Los dos compartimentos, aunque conectados físicamente, se ocupan de su propia actividad: convierten una sola neurona en múltiples computadoras. El quid de la cuestión es el siguiente: existe una “puerta” teórica entre las “oficinas” neuronales superiores e inferiores de cada neurona. Durante la consciencia, la puerta se abre, permitiendo que la información fluya entre la corteza y otras regiones cerebrales. Durante el sueño profundo y otros estados de inconsciencia, la puerta se cierra.
Como un interruptor de luz, esta teoría sugiere que la conciencia se sustenta al activar o desactivar puertas neuronales individuales a gran escala.
Las dos últimas teorías proponen que el procesamiento recurrente en el cerebro —es decir, el aprendizaje de experiencias previas— es esencial para la consciencia. En lugar de experimentar el mundo, el cerebro construye una simulación interna que predice constantemente el presente para controlar lo que percibimos.
¿Una teoría unificada?
Todas las teorías cuentan con amplios experimentos que respaldan sus afirmaciones. Entonces, ¿quién tiene razón? Para los autores, la clave reside en considerar la consciencia no como un concepto singular, sino como una especie de “escalera”. El cerebro funciona en múltiples niveles: células, redes locales, regiones cerebrales y, finalmente, el cerebro en su conjunto.
Al examinar las teorías de la consciencia, también es lógico distinguir entre diferentes niveles.
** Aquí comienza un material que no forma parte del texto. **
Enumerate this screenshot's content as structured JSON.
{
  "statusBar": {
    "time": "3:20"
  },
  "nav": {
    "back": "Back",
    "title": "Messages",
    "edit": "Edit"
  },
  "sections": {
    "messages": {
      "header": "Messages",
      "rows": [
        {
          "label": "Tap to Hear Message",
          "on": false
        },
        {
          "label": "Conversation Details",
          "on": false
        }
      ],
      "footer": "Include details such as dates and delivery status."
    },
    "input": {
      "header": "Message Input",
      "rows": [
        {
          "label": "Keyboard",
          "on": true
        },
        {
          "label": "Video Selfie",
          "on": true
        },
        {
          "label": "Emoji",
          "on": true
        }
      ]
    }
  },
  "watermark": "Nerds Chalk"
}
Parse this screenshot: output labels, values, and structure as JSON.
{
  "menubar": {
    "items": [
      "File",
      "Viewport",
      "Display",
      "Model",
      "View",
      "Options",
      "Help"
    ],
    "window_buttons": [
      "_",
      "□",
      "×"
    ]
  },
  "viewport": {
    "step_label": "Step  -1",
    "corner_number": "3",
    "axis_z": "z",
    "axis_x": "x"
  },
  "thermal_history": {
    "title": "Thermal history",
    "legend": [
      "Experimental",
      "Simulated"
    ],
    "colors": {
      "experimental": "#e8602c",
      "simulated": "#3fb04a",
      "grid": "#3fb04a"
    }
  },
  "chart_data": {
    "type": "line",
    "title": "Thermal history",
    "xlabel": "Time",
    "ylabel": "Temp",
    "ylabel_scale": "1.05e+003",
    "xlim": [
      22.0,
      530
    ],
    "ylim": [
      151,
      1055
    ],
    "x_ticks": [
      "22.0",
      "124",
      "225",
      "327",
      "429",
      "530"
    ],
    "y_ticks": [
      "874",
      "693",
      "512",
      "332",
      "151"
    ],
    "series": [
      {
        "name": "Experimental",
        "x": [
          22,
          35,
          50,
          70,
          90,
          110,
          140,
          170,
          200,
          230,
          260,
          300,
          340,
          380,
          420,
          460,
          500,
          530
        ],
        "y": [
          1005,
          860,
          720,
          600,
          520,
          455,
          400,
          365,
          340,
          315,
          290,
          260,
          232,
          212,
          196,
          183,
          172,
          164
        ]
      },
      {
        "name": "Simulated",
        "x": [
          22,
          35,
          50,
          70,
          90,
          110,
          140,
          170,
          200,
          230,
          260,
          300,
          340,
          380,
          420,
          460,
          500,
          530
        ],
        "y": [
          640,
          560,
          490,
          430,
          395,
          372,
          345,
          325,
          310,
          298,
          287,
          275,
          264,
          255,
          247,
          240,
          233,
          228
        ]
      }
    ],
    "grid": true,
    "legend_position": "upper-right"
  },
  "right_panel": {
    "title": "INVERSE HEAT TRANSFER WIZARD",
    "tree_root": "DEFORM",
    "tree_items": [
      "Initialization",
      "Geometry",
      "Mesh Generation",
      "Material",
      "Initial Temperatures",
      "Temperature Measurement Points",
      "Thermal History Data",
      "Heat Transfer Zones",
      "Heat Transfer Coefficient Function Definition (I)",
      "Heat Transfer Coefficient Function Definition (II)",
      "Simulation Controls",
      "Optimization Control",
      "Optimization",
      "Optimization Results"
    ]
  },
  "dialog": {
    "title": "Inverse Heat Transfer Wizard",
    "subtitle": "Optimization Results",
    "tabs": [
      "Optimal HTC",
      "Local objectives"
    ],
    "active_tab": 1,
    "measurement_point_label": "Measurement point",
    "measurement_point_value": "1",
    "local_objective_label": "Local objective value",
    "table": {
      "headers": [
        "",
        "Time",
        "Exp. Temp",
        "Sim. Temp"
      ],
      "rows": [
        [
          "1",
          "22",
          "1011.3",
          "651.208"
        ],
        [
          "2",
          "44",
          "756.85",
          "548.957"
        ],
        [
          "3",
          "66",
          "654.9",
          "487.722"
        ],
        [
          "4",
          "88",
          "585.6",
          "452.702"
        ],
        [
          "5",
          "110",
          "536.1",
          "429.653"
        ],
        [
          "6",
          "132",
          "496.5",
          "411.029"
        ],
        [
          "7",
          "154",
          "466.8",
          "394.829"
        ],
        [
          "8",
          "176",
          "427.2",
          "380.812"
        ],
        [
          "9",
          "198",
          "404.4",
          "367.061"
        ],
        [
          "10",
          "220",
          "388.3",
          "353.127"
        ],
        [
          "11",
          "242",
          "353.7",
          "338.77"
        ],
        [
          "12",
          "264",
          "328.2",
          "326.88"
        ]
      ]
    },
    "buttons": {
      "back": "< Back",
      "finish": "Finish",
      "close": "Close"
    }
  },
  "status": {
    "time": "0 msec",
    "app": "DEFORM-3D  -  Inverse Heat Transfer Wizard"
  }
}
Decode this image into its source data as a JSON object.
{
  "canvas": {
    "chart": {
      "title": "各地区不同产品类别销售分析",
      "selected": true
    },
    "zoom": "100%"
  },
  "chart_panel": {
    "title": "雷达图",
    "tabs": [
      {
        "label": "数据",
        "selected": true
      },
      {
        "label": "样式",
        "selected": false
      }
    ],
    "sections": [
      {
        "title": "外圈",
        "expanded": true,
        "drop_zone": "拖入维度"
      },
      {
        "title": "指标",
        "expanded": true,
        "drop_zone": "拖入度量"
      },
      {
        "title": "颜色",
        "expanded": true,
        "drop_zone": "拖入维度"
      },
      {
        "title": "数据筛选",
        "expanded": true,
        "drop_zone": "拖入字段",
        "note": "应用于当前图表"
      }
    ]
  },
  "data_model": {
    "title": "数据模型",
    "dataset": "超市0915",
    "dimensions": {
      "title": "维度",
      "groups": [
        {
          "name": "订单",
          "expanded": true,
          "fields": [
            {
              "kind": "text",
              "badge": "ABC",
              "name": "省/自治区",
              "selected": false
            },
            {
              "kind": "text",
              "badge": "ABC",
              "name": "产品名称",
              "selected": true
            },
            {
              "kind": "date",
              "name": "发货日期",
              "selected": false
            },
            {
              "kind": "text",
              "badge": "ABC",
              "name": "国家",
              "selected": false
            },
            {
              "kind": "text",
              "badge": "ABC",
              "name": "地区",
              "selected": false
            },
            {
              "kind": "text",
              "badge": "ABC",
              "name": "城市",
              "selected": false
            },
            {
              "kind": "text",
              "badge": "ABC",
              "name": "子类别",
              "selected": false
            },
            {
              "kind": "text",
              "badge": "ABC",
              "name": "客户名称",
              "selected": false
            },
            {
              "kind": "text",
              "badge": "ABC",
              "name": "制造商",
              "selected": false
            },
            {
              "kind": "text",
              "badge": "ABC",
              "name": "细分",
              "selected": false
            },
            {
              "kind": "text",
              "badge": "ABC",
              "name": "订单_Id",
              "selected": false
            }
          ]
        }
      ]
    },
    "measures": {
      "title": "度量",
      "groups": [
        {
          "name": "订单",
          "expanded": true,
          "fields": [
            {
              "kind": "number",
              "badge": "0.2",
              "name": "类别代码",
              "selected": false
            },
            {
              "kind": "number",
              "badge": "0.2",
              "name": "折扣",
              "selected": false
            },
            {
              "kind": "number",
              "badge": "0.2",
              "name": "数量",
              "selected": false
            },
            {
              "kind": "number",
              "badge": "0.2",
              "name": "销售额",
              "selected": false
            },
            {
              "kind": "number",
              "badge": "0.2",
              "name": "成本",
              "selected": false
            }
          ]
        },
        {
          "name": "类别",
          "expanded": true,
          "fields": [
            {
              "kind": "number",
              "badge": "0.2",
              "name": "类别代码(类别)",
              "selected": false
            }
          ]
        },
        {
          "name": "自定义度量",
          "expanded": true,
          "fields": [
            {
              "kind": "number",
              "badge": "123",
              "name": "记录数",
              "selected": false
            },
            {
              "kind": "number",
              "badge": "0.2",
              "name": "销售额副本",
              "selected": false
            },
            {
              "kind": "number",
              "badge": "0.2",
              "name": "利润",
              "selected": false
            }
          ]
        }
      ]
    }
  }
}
Por ejemplo, la teoría de la integración dendrítica, que considera las neuronas y sus conexiones, se centra en las células individuales y en cómo contribuyen a la consciencia. Esto la convierte en “neutral”, ya que se integra fácilmente en ideas a mayor escala, como aquellas que se basan principalmente en conexiones de redes neuronales o en regiones cerebrales más extensas.
Aunque parece difícil conciliar diversas ideas sobre la consciencia, dos principios las vinculan, escribió el equipo. Uno es que la consciencia requiere retroalimentación, tanto dentro de los circuitos neuronales locales como en todo el cerebro. El otro es la integración, en el sentido de que cualquier señal de retroalimentación debe incorporarse fácilmente a los circuitos neuronales para que puedan modificar sus resultados. Finalmente, todos los autores coinciden en que las conexiones locales y cortas son vitales, pero no suficientes. Las conexiones a larga distancia desde la corteza cerebral hasta áreas cerebrales más profundas son necesarias para la consciencia.
Entonces, ¿es posible una teoría integrada de la conciencia? Los autores se muestran optimistas. Al definir múltiples aspectos de la conciencia (respuestas inmediatas versus pensamientos internos), será más claro cómo explorar y comparar los resultados de diferentes experimentos. Por ahora, la teoría del espacio de trabajo neuronal global se centra principalmente en la “experiencia interna” que conduce a la conciencia, mientras que otras intentan abordar la “experiencia externa”, es decir, lo que experimentamos inmediatamente.
Para que las teorías se fusionen, estos últimos grupos deberán explicar cómo se utiliza la conciencia para la atención y la planificación, características distintivas de las respuestas inmediatas. Pero, fundamentalmente, escribieron los autores, todas se basan en diferentes aspectos de las conexiones neuronales cercanas y lejanas. Con experimentos más empíricos y a medida que se publiquen atlas cerebrales cada vez más sofisticados, se impulsará el campo.
Con suerte, escriben los autores, “una teoría integrada de la conciencia… podrá ser alcanzada en los próximos años o décadas”.